Cuando la aurora sonrió Chopo
subió nuevamente al árbol llevándose la sensualidad de la
primera imagen de mujer escrutada hasta el mínimo detalle.
Está olvidando la misión
que su pueblo le ha confiado. Los movimientos sigilosos del poblado son
invisibles a Chopo que solo dirige sus ojos hacia la choza de la india blanca.
Otra vez en la noche el indio sintiendo
bullir el encanto del amor en sus venas se introduce en silencio por la choza de
adobe a contemplar la maravillosa escena del amor durmiente.
¿Qué es esta
sensación nueva y voluptuosa que empalaga los sentidos y le brinca en el
pecho? El indio está preso de la contemplación femenina a la que
siempre se negó pero esta vez a su embrujo sucumbe.
¿Qué hierba habrá
rozado, tocado? ¿Qué brebaje ha bebido? ¿De qué
raíces y frutos se alimentó? ¿Quién es el hechicero
que le ha puesto esta mujer en su camino?
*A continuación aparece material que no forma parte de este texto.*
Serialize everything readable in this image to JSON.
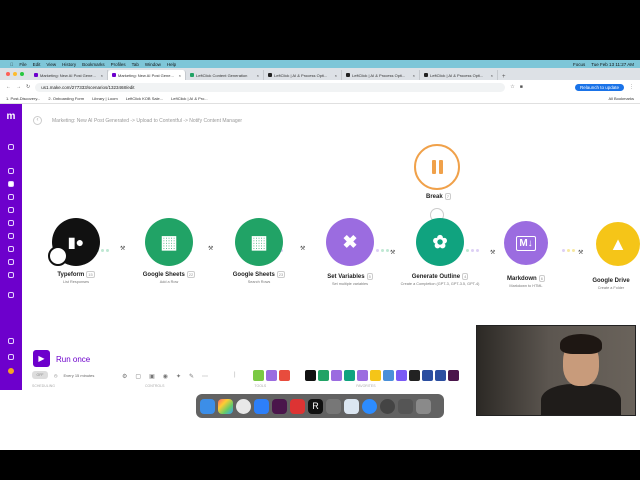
{
  "menubar": {
    "app": "Google Chrome",
    "items": [
      "File",
      "Edit",
      "View",
      "History",
      "Bookmarks",
      "Profiles",
      "Tab",
      "Window",
      "Help"
    ],
    "right": [
      "Focus",
      "Tue Feb 13  11:27 AM"
    ]
  },
  "tabs": [
    {
      "label": "Marketing: New AI Post Gene...",
      "active": false
    },
    {
      "label": "Marketing: New AI Post Gene...",
      "active": true
    },
    {
      "label": "LeftClick Content Generation",
      "active": false
    },
    {
      "label": "LeftClick | AI & Process Opti...",
      "active": false
    },
    {
      "label": "LeftClick | AI & Process Opti...",
      "active": false
    },
    {
      "label": "LeftClick | AI & Process Opti...",
      "active": false
    }
  ],
  "address": {
    "url": "us1.make.com/277333/scenarios/1323468/edit",
    "relaunch": "Relaunch to update"
  },
  "bookmarks": {
    "items": [
      "1. Post-Discovery...",
      "2. Onboarding Form",
      "Library | Loom",
      "LeftClick KOB Sale...",
      "LeftClick | AI & Pro..."
    ],
    "all": "All Bookmarks"
  },
  "app": {
    "breadcrumb": "Marketing: New AI Post Generated -> Upload to Contentful -> Notify Content Manager",
    "nodes": [
      {
        "name": "Typeform",
        "badge": "15",
        "sub": "List Responses",
        "color": "#111111",
        "icon": "typeform-icon"
      },
      {
        "name": "Google Sheets",
        "badge": "22",
        "sub": "Add a Row",
        "color": "#21a366",
        "icon": "sheets-icon"
      },
      {
        "name": "Google Sheets",
        "badge": "23",
        "sub": "Search Rows",
        "color": "#21a366",
        "icon": "sheets-icon"
      },
      {
        "name": "Set Variables",
        "badge": "5",
        "sub": "Set multiple variables",
        "color": "#9b6ce0",
        "icon": "tools-icon"
      },
      {
        "name": "Generate Outline",
        "badge": "4",
        "sub": "Create a Completion (GPT-3, GPT-3.5, GPT-4)",
        "color": "#10a37f",
        "icon": "openai-icon"
      },
      {
        "name": "Markdown",
        "badge": "6",
        "sub": "Markdown to HTML",
        "color": "#9b6ce0",
        "icon": "markdown-icon"
      },
      {
        "name": "Google Drive",
        "badge": "",
        "sub": "Create a Folder",
        "color": "#f5c518",
        "icon": "drive-icon"
      }
    ],
    "break_label": "Break",
    "break_badge": "7",
    "run_label": "Run once",
    "schedule_toggle": "OFF",
    "schedule_text": "Every 15 minutes",
    "footer_labels": [
      "SCHEDULING",
      "CONTROLS",
      "TOOLS",
      "FAVORITES"
    ]
  }
}
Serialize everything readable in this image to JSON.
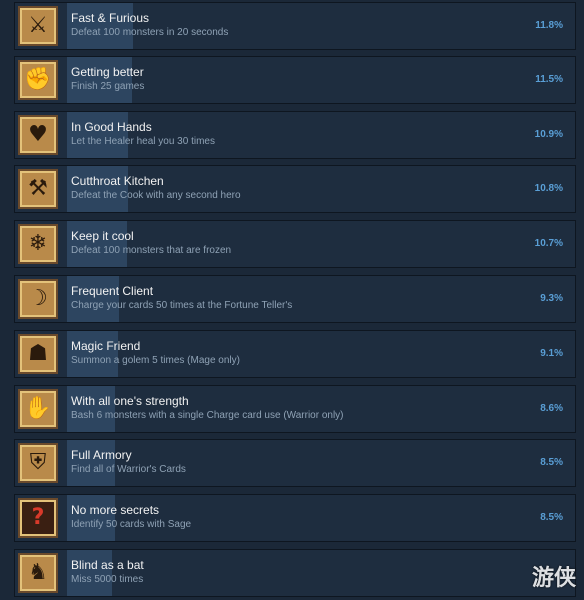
{
  "achievements": [
    {
      "title": "Fast & Furious",
      "description": "Defeat 100 monsters in 20 seconds",
      "percent": "11.8%",
      "icon": "running-hero-icon",
      "bar": 0.118
    },
    {
      "title": "Getting better",
      "description": "Finish 25 games",
      "percent": "11.5%",
      "icon": "flexing-arm-icon",
      "bar": 0.115
    },
    {
      "title": "In Good Hands",
      "description": "Let the Healer heal you 30 times",
      "percent": "10.9%",
      "icon": "healing-pouch-icon",
      "bar": 0.109
    },
    {
      "title": "Cutthroat Kitchen",
      "description": "Defeat the Cook with any second hero",
      "percent": "10.8%",
      "icon": "cleaver-icon",
      "bar": 0.108
    },
    {
      "title": "Keep it cool",
      "description": "Defeat 100 monsters that are frozen",
      "percent": "10.7%",
      "icon": "frozen-monster-icon",
      "bar": 0.107
    },
    {
      "title": "Frequent Client",
      "description": "Charge your cards 50 times at the Fortune Teller's",
      "percent": "9.3%",
      "icon": "fortune-teller-icon",
      "bar": 0.093
    },
    {
      "title": "Magic Friend",
      "description": "Summon a golem 5 times (Mage only)",
      "percent": "9.1%",
      "icon": "golem-icon",
      "bar": 0.091
    },
    {
      "title": "With all one's strength",
      "description": "Bash 6 monsters with a single Charge card use (Warrior only)",
      "percent": "8.6%",
      "icon": "bash-fist-icon",
      "bar": 0.086
    },
    {
      "title": "Full Armory",
      "description": "Find all of Warrior's Cards",
      "percent": "8.5%",
      "icon": "armory-shield-icon",
      "bar": 0.085
    },
    {
      "title": "No more secrets",
      "description": "Identify 50 cards with Sage",
      "percent": "8.5%",
      "icon": "question-card-icon",
      "bar": 0.085
    },
    {
      "title": "Blind as a bat",
      "description": "Miss 5000 times",
      "percent": "",
      "icon": "bat-icon",
      "bar": 0.08
    }
  ],
  "watermark": "游侠"
}
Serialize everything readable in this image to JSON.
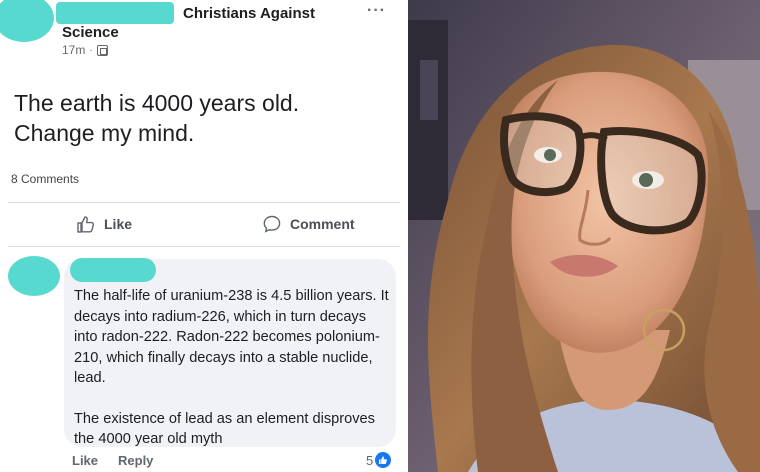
{
  "post": {
    "group_name_line1": "Christians Against",
    "group_name_line2": "Science",
    "time": "17m",
    "dot": "·",
    "text_line1": "The earth is 4000 years old.",
    "text_line2": "Change my mind.",
    "comments_count": "8 Comments",
    "more": "···"
  },
  "actions": {
    "like_label": "Like",
    "comment_label": "Comment"
  },
  "comment": {
    "paragraph1": "The half-life of uranium-238 is 4.5 billion years. It decays into radium-226, which in turn decays into radon-222. Radon-222 becomes polonium-210, which finally decays into a stable nuclide, lead.",
    "paragraph2": "The existence of lead as an element disproves the 4000 year old myth",
    "like_label": "Like",
    "reply_label": "Reply",
    "reaction_count": "5"
  },
  "colors": {
    "redaction": "#58d9cf",
    "bubble": "#f0f2f5",
    "reaction_blue": "#1877f2"
  },
  "icons": [
    "thumbs-up-icon",
    "comment-icon",
    "globe-icon",
    "more-options-icon",
    "like-reaction-icon"
  ]
}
Las lunas y los soles se repiten
así como la acción de Chopo que de día sube al árbol
y por la noche examina la pálida mujer. Debe volver a su tribu.
¿Qué dirá? ¡Ay de la culpa en el hombre! Cómo
pesa... Al punto que más de una vez no recuerda siquiera el camino
correcto. ¡Ay del hombre perseguido por un fantasma de niebla de contornos
femeninos!
***
Al llegar a su tierra nadie comprende
las evasivas del guerrero. El mago es un anciano viejo y ha visto que algo
más sucede en el noble pecho. Escudriña a través de
él con los instrumentos que Chopo sin saberlo está
alcanzándole.
Un paño de bruma en los ojos
denuncia.
El temblor en la voz
delata.
El mago ve donde nadie ve.
Y Chopo le confiesa la culpa. El
consejo reprende con severidad al hombre fuerte que un reflejo ha debilitado. El
mago ha dicho que si se ha enamorado debe ir por la mujer, raptarla, huir con
ella.
Esas palabras repican como campanas...
Se deshacen en múltiples ecos... El mago pone en las manos del
indígena una bolsa con talismanes. En caso de que los enemigos le sigan
deberá romper el huevo de urraca golpeándolo en el suelo. Luego de
despistarlos si las fuerzas de la adversidad vuelven a ponerlo en peligro debe
usar otro talismán, la punta de asta de ciervo. En cuanto al
último, bien que le encarga el mago de que está reservado
únicamente para un momento de peligro mortal. Es un trozo de caña
que deberá plantar en el suelo. Así el mago lo encontrará y
romperá el hechizo.
Le recomienda que llegue a las tierras
del ka’aguasu, donde la paz será una oda eterna porque allí
todos los amores pueden vivirse.
El indio se ha colgado la bolsa al
cuello y parte en busca de la mujer. Las plantas de sus pies nuevamente azotan
con vehementes pasos los mismos caminos que estrenó para encontrarla.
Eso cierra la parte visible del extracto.